A shout from a few feet away alerted all of us of the fifth and final siting of the big horns. They were coming up over a nearby hill and we watched in awe as they skimmed the hillside like they were dancing on feathers. We stood there until they were out of sight then continued up the hill beyond the arch.
This hill had around four sections of climb. By the time we got to the top, we had climbed around 400 feet of elevation from the wash below. Add this gain to three other climbs throughout the 5.5 mile hike and there was a total of around 1000 feet in elevation gain. From the high point of the hill, this view of the bridge could be seen with the Colorado River flowing around 700 feet below us.
We took our break on this magnificent perch. Many photographs were taken of the river where kayaks and a motor boat could be seen. Twenty minutes later, the second group arrived from below. We stayed another five minutes then took our leave passing the third group on the way down to the arch area.

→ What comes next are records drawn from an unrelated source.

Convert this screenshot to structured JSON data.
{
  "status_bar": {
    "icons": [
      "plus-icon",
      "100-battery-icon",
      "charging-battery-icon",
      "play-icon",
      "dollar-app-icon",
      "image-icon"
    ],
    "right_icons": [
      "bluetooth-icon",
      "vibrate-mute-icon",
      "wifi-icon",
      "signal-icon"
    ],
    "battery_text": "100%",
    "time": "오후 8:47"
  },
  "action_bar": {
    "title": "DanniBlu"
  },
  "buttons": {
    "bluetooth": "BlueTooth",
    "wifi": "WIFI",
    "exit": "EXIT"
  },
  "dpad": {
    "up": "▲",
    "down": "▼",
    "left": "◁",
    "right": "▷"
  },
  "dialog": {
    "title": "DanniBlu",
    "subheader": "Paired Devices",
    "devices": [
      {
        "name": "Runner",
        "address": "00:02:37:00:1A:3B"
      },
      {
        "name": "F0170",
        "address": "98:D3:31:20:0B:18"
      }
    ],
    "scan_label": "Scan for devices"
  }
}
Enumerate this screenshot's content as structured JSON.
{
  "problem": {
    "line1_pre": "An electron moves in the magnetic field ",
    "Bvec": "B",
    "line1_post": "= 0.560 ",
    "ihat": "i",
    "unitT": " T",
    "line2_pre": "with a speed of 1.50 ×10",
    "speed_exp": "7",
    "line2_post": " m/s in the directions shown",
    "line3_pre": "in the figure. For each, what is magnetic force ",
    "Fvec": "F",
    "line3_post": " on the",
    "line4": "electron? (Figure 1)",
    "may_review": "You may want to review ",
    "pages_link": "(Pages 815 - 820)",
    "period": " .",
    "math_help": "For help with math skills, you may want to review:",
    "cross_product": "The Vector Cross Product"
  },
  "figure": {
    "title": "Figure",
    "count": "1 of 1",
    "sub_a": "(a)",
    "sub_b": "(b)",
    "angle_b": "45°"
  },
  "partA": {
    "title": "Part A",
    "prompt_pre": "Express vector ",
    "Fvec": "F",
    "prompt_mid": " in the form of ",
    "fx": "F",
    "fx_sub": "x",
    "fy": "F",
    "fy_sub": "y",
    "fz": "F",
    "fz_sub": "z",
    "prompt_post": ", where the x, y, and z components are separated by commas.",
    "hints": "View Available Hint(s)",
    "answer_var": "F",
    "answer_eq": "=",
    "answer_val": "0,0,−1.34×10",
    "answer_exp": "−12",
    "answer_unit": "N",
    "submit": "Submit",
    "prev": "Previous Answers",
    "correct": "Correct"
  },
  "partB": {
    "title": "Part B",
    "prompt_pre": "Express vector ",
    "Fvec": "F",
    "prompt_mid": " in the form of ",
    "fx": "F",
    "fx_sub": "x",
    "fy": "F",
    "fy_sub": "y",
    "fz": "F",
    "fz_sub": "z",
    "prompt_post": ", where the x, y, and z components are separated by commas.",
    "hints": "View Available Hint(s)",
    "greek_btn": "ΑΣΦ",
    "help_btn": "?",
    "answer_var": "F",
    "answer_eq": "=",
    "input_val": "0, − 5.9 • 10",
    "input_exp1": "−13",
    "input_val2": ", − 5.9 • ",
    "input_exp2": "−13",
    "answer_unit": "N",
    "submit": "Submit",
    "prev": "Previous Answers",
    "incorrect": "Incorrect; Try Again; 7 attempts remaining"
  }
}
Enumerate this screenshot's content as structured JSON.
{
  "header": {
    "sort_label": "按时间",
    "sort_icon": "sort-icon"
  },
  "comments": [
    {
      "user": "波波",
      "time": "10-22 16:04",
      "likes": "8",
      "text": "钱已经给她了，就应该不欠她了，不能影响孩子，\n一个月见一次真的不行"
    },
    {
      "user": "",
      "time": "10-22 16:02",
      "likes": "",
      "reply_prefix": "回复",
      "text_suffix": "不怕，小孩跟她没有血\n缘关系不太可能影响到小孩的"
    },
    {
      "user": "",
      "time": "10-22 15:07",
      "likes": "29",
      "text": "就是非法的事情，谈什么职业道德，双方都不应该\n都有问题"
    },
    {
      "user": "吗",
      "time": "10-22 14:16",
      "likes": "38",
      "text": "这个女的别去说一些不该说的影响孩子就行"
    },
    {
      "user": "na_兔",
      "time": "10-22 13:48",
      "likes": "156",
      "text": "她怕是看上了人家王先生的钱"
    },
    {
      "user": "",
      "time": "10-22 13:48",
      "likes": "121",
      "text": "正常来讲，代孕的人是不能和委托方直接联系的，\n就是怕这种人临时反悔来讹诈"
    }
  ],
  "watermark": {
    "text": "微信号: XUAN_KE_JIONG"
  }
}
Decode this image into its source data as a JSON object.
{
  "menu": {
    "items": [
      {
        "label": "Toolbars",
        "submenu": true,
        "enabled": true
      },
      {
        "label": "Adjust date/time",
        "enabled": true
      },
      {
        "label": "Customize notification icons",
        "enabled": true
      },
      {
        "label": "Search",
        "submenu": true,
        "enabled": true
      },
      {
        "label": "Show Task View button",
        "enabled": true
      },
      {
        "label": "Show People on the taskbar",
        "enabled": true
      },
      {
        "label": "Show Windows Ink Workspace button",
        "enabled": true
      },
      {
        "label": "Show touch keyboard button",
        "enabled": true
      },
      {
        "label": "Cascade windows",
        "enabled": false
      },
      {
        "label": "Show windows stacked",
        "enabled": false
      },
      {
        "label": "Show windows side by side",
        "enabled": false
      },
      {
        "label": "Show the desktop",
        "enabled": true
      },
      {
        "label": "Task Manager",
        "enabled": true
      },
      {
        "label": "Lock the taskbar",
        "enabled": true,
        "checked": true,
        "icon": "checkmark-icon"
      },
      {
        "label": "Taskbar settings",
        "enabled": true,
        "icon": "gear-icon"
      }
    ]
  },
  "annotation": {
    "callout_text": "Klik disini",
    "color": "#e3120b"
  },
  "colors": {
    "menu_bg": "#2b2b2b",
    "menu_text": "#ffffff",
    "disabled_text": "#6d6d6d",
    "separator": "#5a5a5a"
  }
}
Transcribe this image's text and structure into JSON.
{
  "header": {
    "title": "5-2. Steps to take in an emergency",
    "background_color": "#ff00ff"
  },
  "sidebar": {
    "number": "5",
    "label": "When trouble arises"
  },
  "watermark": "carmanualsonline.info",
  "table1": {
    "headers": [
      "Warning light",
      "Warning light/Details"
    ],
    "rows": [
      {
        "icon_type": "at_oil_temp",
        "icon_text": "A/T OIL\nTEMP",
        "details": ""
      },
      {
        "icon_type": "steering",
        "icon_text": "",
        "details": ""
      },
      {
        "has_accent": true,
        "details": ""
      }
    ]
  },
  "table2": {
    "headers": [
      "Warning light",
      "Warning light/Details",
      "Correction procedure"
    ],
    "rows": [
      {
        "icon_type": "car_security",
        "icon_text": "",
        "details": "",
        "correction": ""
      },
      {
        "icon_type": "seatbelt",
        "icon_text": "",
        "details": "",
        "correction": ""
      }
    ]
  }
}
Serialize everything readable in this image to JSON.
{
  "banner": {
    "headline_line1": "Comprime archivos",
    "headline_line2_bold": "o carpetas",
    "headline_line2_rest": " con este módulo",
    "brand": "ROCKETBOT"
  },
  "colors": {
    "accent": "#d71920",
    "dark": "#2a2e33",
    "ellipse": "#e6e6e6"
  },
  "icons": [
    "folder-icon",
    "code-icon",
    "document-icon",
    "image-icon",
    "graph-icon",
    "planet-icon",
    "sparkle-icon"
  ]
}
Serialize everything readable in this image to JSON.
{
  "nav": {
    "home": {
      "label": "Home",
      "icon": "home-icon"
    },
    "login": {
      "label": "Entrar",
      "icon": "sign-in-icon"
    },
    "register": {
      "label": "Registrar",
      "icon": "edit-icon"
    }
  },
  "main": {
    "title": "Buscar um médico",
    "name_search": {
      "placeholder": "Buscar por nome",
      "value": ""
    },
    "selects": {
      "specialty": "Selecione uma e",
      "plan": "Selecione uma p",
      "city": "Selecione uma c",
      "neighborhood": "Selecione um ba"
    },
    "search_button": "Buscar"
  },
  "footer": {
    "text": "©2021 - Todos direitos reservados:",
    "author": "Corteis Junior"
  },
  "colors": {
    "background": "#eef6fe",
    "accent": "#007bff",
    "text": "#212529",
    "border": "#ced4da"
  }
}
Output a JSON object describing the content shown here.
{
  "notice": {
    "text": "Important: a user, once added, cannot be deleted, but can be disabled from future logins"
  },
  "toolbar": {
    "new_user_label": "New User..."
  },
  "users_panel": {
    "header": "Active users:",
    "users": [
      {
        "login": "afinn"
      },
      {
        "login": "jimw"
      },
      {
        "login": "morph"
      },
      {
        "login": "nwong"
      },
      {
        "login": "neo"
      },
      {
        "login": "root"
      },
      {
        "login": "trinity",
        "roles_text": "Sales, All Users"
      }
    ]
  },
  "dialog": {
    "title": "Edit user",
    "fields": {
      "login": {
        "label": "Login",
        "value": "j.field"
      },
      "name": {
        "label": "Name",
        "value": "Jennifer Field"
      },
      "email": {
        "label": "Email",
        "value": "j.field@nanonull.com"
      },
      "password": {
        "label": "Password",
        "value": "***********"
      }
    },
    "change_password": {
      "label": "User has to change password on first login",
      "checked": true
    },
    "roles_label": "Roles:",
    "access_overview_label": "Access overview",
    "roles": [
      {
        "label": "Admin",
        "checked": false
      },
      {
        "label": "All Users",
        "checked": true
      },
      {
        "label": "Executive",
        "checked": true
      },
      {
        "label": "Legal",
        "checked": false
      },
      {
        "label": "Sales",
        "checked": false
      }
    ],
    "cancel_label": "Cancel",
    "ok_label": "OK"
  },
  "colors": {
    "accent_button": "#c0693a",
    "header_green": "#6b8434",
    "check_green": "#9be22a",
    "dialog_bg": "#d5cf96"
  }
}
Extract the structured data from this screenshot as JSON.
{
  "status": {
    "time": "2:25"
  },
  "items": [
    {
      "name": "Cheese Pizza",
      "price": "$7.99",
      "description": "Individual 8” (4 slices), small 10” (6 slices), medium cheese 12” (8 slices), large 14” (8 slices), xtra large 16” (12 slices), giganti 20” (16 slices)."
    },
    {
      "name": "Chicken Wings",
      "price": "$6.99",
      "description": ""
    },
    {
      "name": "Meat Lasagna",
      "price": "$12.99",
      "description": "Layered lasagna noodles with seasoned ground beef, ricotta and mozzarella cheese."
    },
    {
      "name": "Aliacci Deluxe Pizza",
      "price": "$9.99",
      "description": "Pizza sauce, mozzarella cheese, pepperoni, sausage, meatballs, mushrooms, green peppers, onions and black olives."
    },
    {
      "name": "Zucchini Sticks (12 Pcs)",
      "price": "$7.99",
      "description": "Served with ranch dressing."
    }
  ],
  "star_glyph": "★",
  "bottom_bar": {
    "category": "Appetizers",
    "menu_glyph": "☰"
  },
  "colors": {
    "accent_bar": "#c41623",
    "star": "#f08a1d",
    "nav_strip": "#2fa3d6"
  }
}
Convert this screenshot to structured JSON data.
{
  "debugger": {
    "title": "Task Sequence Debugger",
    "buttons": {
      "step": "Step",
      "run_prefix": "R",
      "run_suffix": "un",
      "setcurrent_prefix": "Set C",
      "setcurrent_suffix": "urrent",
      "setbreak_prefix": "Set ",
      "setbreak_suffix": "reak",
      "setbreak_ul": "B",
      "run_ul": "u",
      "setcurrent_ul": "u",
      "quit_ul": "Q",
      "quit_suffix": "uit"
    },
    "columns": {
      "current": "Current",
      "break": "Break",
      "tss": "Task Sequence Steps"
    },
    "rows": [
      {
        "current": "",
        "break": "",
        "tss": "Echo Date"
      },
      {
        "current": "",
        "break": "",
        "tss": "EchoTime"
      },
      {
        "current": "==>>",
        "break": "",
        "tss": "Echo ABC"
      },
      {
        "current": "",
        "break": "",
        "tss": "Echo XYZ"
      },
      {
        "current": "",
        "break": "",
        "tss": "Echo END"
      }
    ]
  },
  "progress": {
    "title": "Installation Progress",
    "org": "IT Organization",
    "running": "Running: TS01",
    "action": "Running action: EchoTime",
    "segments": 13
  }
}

Reaching the arch area again, several hikers decided they wanted to stand inside of the arch which sits on a very high steep and slippery hill. Don led the small group up to the saddle then showed them how to access the arch from the other side. We watched from below where we were rewarded with a few photos of their accomplishment. Retracing our steps, with the exception of the visit to the mine, we returned to the cars the same way as we had come.
Wednesday, February 9, 2011
Today's hike in the Valley of Fire State Park of Nevada was a Lone Mountain Hiking Club event to which the Around the Bend Friends were invited. In attendance were twenty- two members of the Lone Mountain Hikers and six members of the Around the Bend Friends. Brian led us into the heart of the park to see a beautiful area of colorful sandstone in the vicinity of the Silica Dome which he has named the Painted Pinnacles.
We hiked from the Silica Dome Trail parking lot through a small desert wash and arrived at the "Ooh Aah Point" of the hike. Peeking over the lip of the surrounding desert, we were presented with the photos above. After taking several moments for all photographers to find their photos, we scurried down into the sandy floor of the pinnacles.
There had been some talk about the discovery of ticks in the park during our last visit. Therefore, everyone was on the lookout for the ugly little critters. Brian found a tick on his clothes when he returned home this afternoon and took this photo of it. He said it is possibly a male bighorn sheep tick. If it is, it likely does not carry any diseases.
We hiked through the pinnacle area and entered a main wash which had very deep sand from beginning to end. Seen in the photo above are coyote tracks in the sand ahead of us. We had to leave the wash once to make our way around a particularly non-negotiable dry waterfall. We also saw the first brittlebush blooms of the season. The hike was around 4.65 miles but the sandy wash and the steep climb out at the end of the hike made the hike a doozy of a workout.